Tu connais cette sensation d’être pris dans un tourbillon ? Les mails arrivent plus vite que tu ne peux les lire, les notifications pinguent de partout, ton équipe t’attend pour une décision urgente et… ton cerveau est en surchauffe.
Bienvenue dans le quotidien d’un manager empathique. Le chaos, tu connais. Et si tu ne fais rien, il t’emporte. Il te happe. Il te coupe de toi.
Moi, j’ai longtemps cru qu’il fallait avancer coûte que coûte. « Respirer, ce sera pour plus tard. » Sauf que plus tard, ton corps t’envoie l’addition. Fatigue chronique. Irritabilité. Perte de sens. Et un jour, tu te rends compte que tu respires à peine. En apnée. Littéralement.
C’est là que j’ai découvert un outil tout bête. Un truc qu’on fait depuis qu’on est bébé. Mais qu’on oublie dès qu’on devient « adulte responsable » : respirer.
Pas juste inspirer/expirer comme un automate. Non. Respirer consciemment.

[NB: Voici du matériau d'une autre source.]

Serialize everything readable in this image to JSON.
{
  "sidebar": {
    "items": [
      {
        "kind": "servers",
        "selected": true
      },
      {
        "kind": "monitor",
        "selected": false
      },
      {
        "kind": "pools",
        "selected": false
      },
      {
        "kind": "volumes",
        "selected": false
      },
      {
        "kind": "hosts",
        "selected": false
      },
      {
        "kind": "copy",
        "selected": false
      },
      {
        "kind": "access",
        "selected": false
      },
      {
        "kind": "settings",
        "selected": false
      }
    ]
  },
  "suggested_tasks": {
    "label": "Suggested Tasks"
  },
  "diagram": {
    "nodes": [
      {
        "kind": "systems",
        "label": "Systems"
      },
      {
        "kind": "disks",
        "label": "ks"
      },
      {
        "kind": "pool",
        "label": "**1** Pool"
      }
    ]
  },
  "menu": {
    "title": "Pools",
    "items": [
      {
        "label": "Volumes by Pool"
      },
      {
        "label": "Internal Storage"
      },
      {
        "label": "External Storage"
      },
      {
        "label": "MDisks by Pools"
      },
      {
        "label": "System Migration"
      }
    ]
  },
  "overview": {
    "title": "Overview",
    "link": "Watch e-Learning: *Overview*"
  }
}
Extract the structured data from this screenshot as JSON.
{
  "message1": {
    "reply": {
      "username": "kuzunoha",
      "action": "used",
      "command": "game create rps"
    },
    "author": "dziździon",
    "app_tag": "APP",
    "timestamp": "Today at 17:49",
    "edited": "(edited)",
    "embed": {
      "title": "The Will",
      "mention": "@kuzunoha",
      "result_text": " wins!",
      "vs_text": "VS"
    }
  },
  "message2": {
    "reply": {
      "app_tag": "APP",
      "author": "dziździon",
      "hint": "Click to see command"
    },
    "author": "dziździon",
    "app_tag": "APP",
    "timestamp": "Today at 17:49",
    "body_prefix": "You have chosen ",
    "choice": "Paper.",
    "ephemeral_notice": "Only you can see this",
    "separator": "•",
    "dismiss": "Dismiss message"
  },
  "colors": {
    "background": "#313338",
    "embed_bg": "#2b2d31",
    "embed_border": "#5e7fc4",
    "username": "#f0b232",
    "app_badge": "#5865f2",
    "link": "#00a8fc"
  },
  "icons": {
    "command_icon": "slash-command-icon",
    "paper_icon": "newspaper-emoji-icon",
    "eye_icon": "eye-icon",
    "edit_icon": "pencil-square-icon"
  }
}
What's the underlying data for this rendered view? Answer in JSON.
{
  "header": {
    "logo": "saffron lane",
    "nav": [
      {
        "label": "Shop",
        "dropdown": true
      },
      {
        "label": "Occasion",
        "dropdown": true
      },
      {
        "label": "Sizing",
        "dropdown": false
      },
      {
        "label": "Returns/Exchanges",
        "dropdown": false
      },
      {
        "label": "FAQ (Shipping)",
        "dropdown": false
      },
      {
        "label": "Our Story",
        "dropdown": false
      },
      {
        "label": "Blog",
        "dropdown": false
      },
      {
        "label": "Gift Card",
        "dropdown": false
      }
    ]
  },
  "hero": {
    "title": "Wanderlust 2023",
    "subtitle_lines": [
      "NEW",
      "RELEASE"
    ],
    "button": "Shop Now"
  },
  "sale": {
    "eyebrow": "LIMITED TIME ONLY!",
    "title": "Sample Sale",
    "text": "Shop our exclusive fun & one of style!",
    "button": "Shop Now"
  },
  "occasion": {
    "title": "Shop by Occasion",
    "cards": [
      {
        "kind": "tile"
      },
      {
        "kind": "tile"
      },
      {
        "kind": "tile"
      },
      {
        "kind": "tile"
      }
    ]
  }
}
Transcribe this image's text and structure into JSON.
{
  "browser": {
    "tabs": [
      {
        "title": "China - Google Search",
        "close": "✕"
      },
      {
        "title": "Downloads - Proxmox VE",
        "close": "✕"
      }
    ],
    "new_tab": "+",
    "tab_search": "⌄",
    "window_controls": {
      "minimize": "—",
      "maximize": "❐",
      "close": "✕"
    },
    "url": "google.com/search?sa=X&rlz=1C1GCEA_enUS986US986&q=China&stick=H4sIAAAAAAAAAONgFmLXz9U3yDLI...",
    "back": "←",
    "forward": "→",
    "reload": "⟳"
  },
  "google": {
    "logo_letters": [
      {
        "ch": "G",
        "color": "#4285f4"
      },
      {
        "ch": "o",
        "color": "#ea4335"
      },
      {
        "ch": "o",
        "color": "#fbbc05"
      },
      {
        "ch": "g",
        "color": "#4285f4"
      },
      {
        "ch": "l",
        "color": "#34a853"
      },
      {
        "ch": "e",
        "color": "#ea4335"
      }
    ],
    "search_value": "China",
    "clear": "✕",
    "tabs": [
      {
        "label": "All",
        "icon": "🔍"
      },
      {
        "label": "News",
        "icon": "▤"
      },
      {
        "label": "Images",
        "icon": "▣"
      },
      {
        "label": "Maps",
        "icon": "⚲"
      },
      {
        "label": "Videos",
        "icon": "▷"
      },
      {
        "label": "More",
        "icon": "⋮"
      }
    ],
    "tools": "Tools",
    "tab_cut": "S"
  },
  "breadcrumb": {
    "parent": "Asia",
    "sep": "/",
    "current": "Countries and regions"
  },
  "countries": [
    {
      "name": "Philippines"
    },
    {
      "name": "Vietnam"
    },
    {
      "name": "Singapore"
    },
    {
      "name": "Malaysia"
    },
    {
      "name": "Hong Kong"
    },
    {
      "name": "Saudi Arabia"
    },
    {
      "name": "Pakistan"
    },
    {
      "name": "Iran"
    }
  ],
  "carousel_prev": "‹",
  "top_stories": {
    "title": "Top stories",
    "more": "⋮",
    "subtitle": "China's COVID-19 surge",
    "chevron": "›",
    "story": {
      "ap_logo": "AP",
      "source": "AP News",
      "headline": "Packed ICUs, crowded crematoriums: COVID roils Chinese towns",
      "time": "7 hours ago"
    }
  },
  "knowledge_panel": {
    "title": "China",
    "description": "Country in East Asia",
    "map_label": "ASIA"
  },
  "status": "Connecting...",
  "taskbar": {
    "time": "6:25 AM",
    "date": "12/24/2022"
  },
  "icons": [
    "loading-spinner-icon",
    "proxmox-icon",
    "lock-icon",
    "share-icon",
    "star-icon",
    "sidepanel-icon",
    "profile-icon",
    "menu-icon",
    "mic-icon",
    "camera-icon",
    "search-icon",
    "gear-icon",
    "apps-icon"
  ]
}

Intentionnellement. Ralentir. Sentir l’air entrer, gonfler le ventre. Faire une pause. Puis relâcher. Et recommencer.
Je sais, ça a l’air simple. Trop simple. Et pourtant, la première fois que je l’ai fait en pleine réunion tendue, ça a changé la donne.
Il y avait ce conflit larvé entre deux membres de l’équipe. L’ambiance était électrique. Tout le monde retenait son souffle. Moi compris. Alors j’ai décidé de respirer. Juste ça. Pas un mot. Une respiration lente, profonde, ancrée. Et quelque chose a changé. En moi. Puis dans la pièce.
Parce que la respiration, c’est contagieux. Quand tu es calme, tu offres une autre fréquence. Tu invites à la détente. Tu montres que le stress n’a pas besoin d’être la norme.
Depuis, je respire dès que je sens que ça monte. Juste trois respirations. Trois ! Et je reviens. Je redeviens moi. Je peux penser, écouter, agir. Plutôt que réagir.
Parce que dans un monde où tout va vite, respirer devient un acte de résistance. Un acte d’amour pour soi. Un point d’ancrage.
Alors la prochaine fois que tout s’agite autour de toi, que la tension monte, que tu te sens aspirée… arrête-toi. Inspire. Expire. Laisse ton corps te ramener ici. Maintenant.
Et observe ce qui change.
Dans le prochain article, je te parle de solitude choisie – et pourquoi s’isoler n’est pas fuir, mais se retrouver

Inspirer, expirer … ca sent celui qui sort d’une semaine intensive de chant 😉
Merci de nous rappeler cette chose essentielle.
Salut Jean-Marc,
Tu as raison.
Mais, le calendrier des publications était prévu bien avant.